Uma aposentada de 83 anos ganha € 71,5 milhões na loteria, mas perde tudo porque comprou o bilhete usando um aplicativo não oficial
Prêmio de loteria de € 71,5 milhões: por que uma aposentada de 83 anos ficou meses sem receber
🎰 Ganhar € 71,5 milhões e não poder tocar em um centavo
Foi o que viveu uma aposentada do Texas depois de acertar todos os números em um aplicativo de apostas. ⬇️
Acertar os seis números de um sorteio milionário deveria ser motivo só de comemoração. Para uma aposentada texana, virou o início de uma briga judicial. Ela apostou pelo aplicativo Jackpocket, ganhou o Lotto Texas e viu o prêmio ficar preso por causa de uma proibição decidida depois do sorteio.
Como a aposentada comprou o bilhete premiado?
Em 17 de fevereiro de 2025, ela optou por não sair de casa. Usou o celular para registrar seus números pelo Jackpocket, aplicativo que funcionava como intermediário entre o apostador e um vendedor autorizado de loteria. A combinação escolhida bateu exatamente com os números sorteados.
O valor do prêmio, equivalente a € 71,5 milhões, apareceu confirmado na tela do celular. O que ela não esperava era que a validade do próprio canal de compra viraria alvo de disputa.

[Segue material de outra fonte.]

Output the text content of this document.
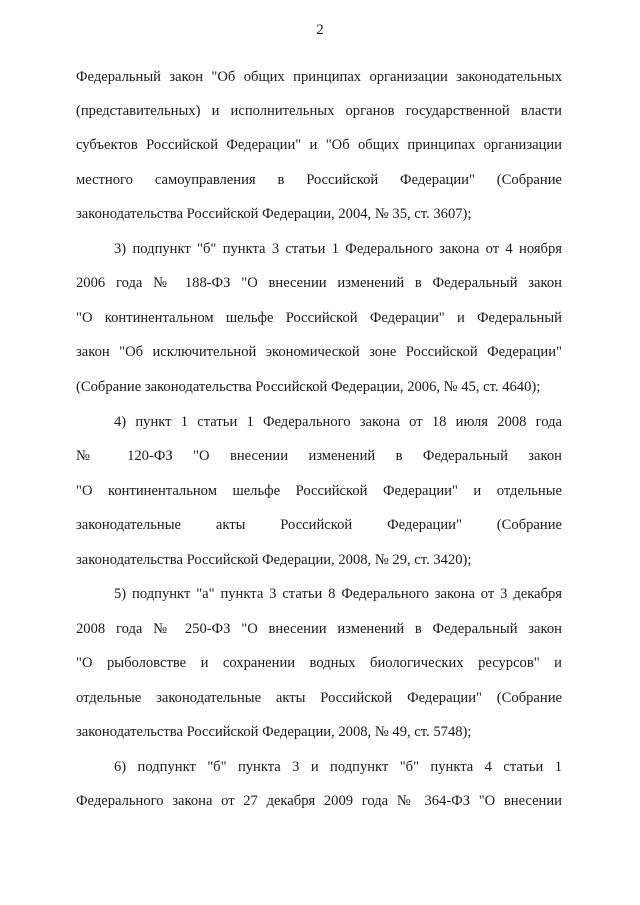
2
Федеральный закон "Об общих принципах организации законодательных
(представительных) и исполнительных органов государственной власти
субъектов Российской Федерации" и "Об общих принципах организации
местного самоуправления в Российской Федерации" (Собрание
законодательства Российской Федерации, 2004, № 35, ст. 3607);
3) подпункт "б" пункта 3 статьи 1 Федерального закона от 4 ноября
2006 года № 188-ФЗ "О внесении изменений в Федеральный закон
"О континентальном шельфе Российской Федерации" и Федеральный
закон "Об исключительной экономической зоне Российской Федерации"
(Собрание законодательства Российской Федерации, 2006, № 45, ст. 4640);
4) пункт 1 статьи 1 Федерального закона от 18 июля 2008 года
№ 120-ФЗ "О внесении изменений в Федеральный закон
"О континентальном шельфе Российской Федерации" и отдельные
законодательные акты Российской Федерации" (Собрание
законодательства Российской Федерации, 2008, № 29, ст. 3420);
5) подпункт "а" пункта 3 статьи 8 Федерального закона от 3 декабря
2008 года № 250-ФЗ "О внесении изменений в Федеральный закон
"О рыболовстве и сохранении водных биологических ресурсов" и
отдельные законодательные акты Российской Федерации" (Собрание
законодательства Российской Федерации, 2008, № 49, ст. 5748);
6) подпункт "б" пункта 3 и подпункт "б" пункта 4 статьи 1
Федерального закона от 27 декабря 2009 года № 364-ФЗ "О внесении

Por que a Loteria do Texas se recusou a pagar de imediato?
Dias depois do sorteio, a Comissão de Loteria do Texas anunciou o fim das operações de serviços de courier como o Jackpocket. A entidade alegou que esses aplicativos contornavam diversas regras estaduais, incluindo proibições de venda a menores de idade.

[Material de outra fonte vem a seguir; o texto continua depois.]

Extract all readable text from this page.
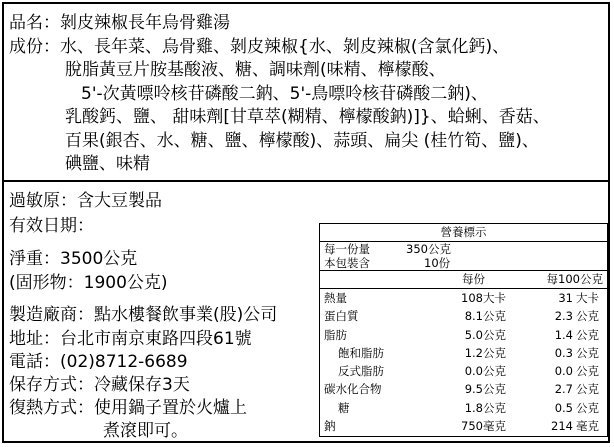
品名：剝皮辣椒長年烏骨雞湯
成份：水、長年菜、烏骨雞、剝皮辣椒{水、剝皮辣椒(含氯化鈣)、
脫脂黃豆片胺基酸液、糖、調味劑(味精、檸檬酸、
5'-次黃嘌呤核苷磷酸二鈉、5'-鳥嘌呤核苷磷酸二鈉)、
乳酸鈣、鹽、 甜味劑[甘草萃(糊精、檸檬酸鈉)]}、蛤蜊、香菇、
百果(銀杏、水、糖、鹽、檸檬酸)、蒜頭、扁尖 (桂竹筍、鹽)、
碘鹽、味精
過敏原：含大豆製品
有效日期：
淨重：3500公克
(固形物：1900公克)
製造廠商：點水樓餐飲事業(股)公司
地址：台北市南京東路四段61號
電話：(02)8712-6689
保存方式：冷藏保存3天
復熱方式：使用鍋子置於火爐上
煮滾即可。
營養標示
每一份量	350公克
本包裝含	10份
每份	每100公克
熱量	108 大卡	31 大卡
蛋白質	8.1 公克	2.3 公克
脂肪	5.0 公克	1.4 公克
飽和脂肪	1.2 公克	0.3 公克
反式脂肪	0.0 公克	0.0 公克
碳水化合物	9.5 公克	2.7 公克
糖	1.8 公克	0.5 公克
鈉	750 毫克	214 毫克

A decisão veio em meio a investigações sobre a legalidade desses intermediários, conduzidas pelo Departamento de Segurança Pública e pelo gabinete do procurador-geral do estado. Antes de detalhar como a apostadora reagiu, vale ver a linha do tempo completa do caso.
O que dizia a ação judicial contra a Loteria do Texas?
Em maio de 2025, a ganhadora entrou com uma ação contra a comissão estadual. O argumento central era simples: as regras de um sorteio não podem mudar depois que os números já saíram. Para os advogados dela, a proibição funcionava como uma tentativa retroativa de negar um prêmio já conquistado.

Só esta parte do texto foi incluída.